Die Hoffnung zu einer besseren “Fehlerkultur” zu kommen, gemeint ist damit zumeist eine Kultur der Offenheit, Kreativität und Innovation, bzw. Angstfreiheit wird nicht damit erreicht, Fehler von ihrem Makel zu befreien und einen offenen Umgang zu propagieren. Warum reden wir nicht von einer Kultur, die wir wollen?

Grundsätzlich sich kann alles, was wir tun bzw. nicht tun sich als Fehler herausstellen, von unzähligen unvorhersehbaren Faktoren beeinflusst. Wir kennen die Zukunft nicht voraussagen.

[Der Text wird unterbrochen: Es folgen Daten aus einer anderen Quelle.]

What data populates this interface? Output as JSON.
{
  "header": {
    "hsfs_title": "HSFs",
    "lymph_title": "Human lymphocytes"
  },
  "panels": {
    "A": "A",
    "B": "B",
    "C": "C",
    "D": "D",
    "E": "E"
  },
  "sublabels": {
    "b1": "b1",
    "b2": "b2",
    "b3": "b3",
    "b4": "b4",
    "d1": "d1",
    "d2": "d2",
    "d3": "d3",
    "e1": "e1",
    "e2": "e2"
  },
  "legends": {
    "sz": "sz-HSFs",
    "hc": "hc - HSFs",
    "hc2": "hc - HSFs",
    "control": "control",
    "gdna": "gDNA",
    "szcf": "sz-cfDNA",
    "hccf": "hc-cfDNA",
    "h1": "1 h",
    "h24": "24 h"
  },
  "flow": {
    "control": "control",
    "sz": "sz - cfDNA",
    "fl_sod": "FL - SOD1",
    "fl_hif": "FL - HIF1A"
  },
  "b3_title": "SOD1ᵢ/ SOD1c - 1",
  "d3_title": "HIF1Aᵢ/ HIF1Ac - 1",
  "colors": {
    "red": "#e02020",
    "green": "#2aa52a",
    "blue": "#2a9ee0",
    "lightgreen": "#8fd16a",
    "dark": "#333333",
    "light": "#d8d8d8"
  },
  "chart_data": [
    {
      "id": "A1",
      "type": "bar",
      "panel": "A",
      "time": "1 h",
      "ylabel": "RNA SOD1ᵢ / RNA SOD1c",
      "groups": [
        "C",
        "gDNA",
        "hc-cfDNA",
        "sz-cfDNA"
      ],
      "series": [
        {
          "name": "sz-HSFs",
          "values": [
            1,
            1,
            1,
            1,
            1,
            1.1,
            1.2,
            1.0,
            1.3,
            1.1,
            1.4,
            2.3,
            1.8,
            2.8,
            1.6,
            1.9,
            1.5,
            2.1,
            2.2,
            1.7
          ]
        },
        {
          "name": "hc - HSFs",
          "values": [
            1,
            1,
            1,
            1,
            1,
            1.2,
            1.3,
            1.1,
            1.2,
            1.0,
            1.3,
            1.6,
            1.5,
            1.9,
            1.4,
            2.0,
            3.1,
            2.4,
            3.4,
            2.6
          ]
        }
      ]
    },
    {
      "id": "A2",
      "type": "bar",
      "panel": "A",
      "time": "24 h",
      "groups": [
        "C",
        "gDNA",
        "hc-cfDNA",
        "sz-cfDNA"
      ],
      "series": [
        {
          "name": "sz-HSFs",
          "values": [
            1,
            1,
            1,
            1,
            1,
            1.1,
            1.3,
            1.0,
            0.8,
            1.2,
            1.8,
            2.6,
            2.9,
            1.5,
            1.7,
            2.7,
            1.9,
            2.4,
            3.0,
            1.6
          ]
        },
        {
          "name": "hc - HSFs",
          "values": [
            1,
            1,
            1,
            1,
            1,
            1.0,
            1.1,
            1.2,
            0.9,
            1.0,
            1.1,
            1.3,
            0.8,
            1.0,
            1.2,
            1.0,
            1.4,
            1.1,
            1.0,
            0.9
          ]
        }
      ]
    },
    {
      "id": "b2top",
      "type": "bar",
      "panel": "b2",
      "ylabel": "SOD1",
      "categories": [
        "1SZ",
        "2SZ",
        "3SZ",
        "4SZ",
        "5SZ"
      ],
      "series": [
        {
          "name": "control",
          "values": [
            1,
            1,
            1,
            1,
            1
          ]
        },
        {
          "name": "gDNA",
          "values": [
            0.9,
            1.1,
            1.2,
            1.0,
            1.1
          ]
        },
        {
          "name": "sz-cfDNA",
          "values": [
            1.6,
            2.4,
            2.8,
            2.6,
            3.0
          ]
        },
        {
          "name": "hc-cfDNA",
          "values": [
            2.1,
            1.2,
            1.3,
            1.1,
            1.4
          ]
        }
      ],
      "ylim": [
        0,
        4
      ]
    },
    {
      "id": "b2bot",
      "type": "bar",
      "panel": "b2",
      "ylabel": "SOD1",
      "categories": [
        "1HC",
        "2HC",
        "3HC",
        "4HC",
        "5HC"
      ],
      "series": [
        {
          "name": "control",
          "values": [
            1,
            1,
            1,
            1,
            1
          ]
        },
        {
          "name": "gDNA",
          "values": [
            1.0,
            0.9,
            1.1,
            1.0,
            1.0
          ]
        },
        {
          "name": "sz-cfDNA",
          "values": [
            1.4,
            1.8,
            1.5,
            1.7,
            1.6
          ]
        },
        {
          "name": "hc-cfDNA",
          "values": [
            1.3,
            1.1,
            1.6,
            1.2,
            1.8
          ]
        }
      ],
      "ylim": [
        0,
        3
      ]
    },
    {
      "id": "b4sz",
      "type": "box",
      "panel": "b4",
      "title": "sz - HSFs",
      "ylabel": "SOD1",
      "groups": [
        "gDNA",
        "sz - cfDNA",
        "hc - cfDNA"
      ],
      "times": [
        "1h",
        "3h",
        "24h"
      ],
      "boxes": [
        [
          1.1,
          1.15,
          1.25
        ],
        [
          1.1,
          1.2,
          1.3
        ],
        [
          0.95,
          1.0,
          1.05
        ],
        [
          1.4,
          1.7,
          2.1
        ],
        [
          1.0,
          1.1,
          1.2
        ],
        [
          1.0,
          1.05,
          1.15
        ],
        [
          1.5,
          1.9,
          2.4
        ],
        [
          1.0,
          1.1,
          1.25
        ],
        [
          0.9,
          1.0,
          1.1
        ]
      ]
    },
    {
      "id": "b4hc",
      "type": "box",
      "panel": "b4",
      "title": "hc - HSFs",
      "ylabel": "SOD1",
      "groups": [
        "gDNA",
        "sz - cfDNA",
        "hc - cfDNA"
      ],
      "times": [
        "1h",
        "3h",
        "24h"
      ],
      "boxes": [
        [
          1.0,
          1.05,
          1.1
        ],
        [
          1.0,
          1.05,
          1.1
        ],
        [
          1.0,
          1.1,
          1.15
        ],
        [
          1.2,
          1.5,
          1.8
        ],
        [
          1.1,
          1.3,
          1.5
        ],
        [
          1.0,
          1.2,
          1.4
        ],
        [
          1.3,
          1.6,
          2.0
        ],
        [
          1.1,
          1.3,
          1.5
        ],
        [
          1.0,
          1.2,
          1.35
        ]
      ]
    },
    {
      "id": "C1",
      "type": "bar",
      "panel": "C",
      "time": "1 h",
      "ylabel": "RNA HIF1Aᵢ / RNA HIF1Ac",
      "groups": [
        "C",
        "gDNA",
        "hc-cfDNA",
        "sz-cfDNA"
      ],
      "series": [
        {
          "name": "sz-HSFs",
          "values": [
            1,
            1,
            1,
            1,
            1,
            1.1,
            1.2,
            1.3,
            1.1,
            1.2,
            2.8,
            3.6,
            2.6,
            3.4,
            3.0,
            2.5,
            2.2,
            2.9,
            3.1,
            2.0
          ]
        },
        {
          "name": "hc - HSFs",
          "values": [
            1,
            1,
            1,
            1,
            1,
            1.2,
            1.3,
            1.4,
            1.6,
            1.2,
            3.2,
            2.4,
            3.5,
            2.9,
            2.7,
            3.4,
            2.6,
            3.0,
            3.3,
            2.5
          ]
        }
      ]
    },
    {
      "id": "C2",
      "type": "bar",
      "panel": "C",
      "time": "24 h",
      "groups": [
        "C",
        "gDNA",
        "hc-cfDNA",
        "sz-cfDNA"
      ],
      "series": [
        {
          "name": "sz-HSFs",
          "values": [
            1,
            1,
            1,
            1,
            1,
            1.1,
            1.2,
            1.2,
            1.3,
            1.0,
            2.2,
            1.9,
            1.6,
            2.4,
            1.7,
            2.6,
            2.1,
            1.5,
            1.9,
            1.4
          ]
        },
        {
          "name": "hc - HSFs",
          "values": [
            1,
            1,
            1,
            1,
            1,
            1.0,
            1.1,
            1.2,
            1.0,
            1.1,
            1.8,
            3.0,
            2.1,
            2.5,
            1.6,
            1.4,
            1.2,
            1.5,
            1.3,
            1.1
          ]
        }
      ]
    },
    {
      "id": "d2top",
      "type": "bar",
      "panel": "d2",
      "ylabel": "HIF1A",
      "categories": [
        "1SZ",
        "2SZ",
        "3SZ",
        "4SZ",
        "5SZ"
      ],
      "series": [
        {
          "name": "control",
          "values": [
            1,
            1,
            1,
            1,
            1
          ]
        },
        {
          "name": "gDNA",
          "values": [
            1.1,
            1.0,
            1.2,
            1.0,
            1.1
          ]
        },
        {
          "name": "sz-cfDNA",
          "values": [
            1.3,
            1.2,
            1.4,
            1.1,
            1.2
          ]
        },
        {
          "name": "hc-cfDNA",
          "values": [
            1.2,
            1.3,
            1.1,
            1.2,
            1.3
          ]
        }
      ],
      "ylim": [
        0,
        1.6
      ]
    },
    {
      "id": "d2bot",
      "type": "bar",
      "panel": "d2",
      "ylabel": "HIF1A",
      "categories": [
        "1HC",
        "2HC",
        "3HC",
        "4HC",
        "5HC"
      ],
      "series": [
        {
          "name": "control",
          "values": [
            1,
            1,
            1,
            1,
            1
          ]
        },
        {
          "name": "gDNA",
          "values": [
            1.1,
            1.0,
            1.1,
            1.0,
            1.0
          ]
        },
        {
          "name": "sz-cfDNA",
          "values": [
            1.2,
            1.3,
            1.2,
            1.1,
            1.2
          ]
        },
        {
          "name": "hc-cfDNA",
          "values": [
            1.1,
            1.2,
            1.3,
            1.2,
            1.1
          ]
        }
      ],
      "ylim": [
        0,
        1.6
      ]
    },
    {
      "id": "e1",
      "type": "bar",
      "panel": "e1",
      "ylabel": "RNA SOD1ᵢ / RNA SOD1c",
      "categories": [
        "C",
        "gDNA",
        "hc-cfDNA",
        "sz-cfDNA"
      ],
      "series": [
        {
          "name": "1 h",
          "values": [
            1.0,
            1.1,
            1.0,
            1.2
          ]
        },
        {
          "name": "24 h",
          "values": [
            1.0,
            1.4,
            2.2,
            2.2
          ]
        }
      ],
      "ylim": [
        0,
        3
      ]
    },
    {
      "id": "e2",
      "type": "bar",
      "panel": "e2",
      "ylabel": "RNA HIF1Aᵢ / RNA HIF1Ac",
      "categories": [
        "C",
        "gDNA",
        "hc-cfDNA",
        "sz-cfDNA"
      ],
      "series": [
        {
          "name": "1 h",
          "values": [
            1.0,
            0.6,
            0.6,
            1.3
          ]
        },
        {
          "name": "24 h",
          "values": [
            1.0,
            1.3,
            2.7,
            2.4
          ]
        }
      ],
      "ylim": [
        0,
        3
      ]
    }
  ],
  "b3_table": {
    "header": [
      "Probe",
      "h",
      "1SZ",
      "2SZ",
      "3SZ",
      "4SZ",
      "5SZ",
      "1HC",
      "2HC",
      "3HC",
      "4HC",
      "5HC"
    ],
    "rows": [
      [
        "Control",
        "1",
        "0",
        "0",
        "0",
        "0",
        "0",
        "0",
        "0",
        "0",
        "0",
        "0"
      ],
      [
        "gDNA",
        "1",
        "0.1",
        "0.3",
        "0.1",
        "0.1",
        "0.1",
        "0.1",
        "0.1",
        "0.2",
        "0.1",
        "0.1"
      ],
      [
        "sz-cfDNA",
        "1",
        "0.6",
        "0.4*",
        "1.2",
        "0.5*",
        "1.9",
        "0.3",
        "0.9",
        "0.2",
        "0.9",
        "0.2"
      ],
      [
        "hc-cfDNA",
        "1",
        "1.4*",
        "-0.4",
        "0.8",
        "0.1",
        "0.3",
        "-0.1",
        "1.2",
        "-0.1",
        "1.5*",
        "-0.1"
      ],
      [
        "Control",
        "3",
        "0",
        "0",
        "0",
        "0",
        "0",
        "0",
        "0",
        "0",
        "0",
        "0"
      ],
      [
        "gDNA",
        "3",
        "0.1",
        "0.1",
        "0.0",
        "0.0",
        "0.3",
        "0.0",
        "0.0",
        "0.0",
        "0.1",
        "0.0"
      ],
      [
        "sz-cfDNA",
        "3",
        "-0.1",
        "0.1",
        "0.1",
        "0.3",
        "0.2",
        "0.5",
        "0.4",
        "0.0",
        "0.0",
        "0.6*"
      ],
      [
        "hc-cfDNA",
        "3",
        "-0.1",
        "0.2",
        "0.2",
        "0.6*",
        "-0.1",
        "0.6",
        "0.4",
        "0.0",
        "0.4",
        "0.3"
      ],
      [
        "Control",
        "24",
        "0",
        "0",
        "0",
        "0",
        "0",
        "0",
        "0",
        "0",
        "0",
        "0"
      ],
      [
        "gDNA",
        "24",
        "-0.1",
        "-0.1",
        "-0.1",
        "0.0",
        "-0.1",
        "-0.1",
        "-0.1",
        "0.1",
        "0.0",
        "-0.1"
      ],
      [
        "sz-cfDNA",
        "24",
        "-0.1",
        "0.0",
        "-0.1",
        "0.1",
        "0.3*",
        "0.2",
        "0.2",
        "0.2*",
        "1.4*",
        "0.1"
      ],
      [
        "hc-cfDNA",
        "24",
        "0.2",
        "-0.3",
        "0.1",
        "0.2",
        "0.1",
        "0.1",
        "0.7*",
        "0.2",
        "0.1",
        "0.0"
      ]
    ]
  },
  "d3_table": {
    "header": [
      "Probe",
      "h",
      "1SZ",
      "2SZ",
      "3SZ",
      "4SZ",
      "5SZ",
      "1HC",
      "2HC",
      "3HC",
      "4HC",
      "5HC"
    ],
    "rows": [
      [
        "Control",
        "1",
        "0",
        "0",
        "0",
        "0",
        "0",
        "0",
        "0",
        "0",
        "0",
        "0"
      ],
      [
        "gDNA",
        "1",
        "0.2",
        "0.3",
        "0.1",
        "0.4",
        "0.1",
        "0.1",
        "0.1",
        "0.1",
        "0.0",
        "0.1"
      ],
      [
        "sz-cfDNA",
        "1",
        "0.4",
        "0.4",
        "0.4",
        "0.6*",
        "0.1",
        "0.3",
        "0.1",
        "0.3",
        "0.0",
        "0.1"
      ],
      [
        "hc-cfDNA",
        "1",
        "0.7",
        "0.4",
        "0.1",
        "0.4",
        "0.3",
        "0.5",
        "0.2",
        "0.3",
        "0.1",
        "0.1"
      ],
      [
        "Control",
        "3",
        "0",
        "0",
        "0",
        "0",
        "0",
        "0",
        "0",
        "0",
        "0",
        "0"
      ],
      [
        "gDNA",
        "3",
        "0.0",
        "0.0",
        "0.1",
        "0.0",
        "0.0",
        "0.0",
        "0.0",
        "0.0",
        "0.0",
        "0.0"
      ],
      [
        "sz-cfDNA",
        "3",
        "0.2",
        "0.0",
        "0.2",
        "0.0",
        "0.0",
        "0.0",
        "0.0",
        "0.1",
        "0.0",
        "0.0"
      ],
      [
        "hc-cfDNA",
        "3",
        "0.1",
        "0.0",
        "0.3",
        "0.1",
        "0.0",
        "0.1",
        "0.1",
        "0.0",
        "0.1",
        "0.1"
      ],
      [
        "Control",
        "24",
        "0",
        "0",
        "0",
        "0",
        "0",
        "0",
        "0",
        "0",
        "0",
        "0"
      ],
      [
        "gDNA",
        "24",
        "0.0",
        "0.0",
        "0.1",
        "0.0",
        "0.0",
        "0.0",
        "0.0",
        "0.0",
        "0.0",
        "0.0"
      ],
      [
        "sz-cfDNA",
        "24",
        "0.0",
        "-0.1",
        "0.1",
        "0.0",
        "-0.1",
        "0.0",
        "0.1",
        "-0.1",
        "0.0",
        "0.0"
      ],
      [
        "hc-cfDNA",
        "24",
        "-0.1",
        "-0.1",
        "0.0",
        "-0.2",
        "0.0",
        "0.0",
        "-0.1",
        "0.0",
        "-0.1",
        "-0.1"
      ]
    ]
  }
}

Was wir aber tun können ist:

  1. Muster erkennen: wo geht immer wieder etwas in ähnlicher Form schief? Wo gibt es möglicherweise systemische, strukturelle Probleme? Wie zum Beispiel Kommunikation, die nie gelingt, Kundenbeschwerden, die sich in ähnlicher Form häufen, etc. Fehler sind auch Spannungen, oder Fehlleistungen und Hinweise, dass etwas noch unklar ist, noch geübt werden muss oder eine nächste Entwicklungsphase ansteht. Das nennt man dann organisationales Lernen.
  2. Aus Erfolgen lernen: Erfolge können wir Fehler zufällig passieren, Glücksfälle sein. Uns interessieren die Muster, das sind schlichtweg Wiederholungen von ähnlichen Situationen, die immer wieder zu Erfolg führen. Wie beim Gehirn, das in dem Moment, in dem ein kohärentes Ergebnis erzeugt wurde, positive Gefühle erzeugt. Jetzt weiß das Gehirn: ah, ein Ergebnis, diesen Zustand speichern und verstärken, sodass man sich daran erinnert und ihn wieder abrufen kann.  Ich könnte mir vorstellen, dass dies auch für Organisationen zutrifft. Mein Vorschlag ist, sich auf diese Erfolgsmuster zu konzentrieren, sich dieser bewusst zu werden: was ist uns da gelungen? Wie haben wir das geschafft? Was könnten wir für zukünftige ähnliche/andere Situationen ableiten? Wie können wir diese Muster mit positiven Emotionen aufladen und sie auf diese Weise stabilisieren?
  3. Das Gegenmittel/Heilmittel zu Verunsicherung ist nicht mehr Stabilität sondern tiefes Vertrauen zu entwickeln. Die fruchtlose Suche nach der richtigen Lösung, die eine a-priori Festlegung einer Zukunft benötigt, führt nicht zu Sicherheit sondern zu Frust.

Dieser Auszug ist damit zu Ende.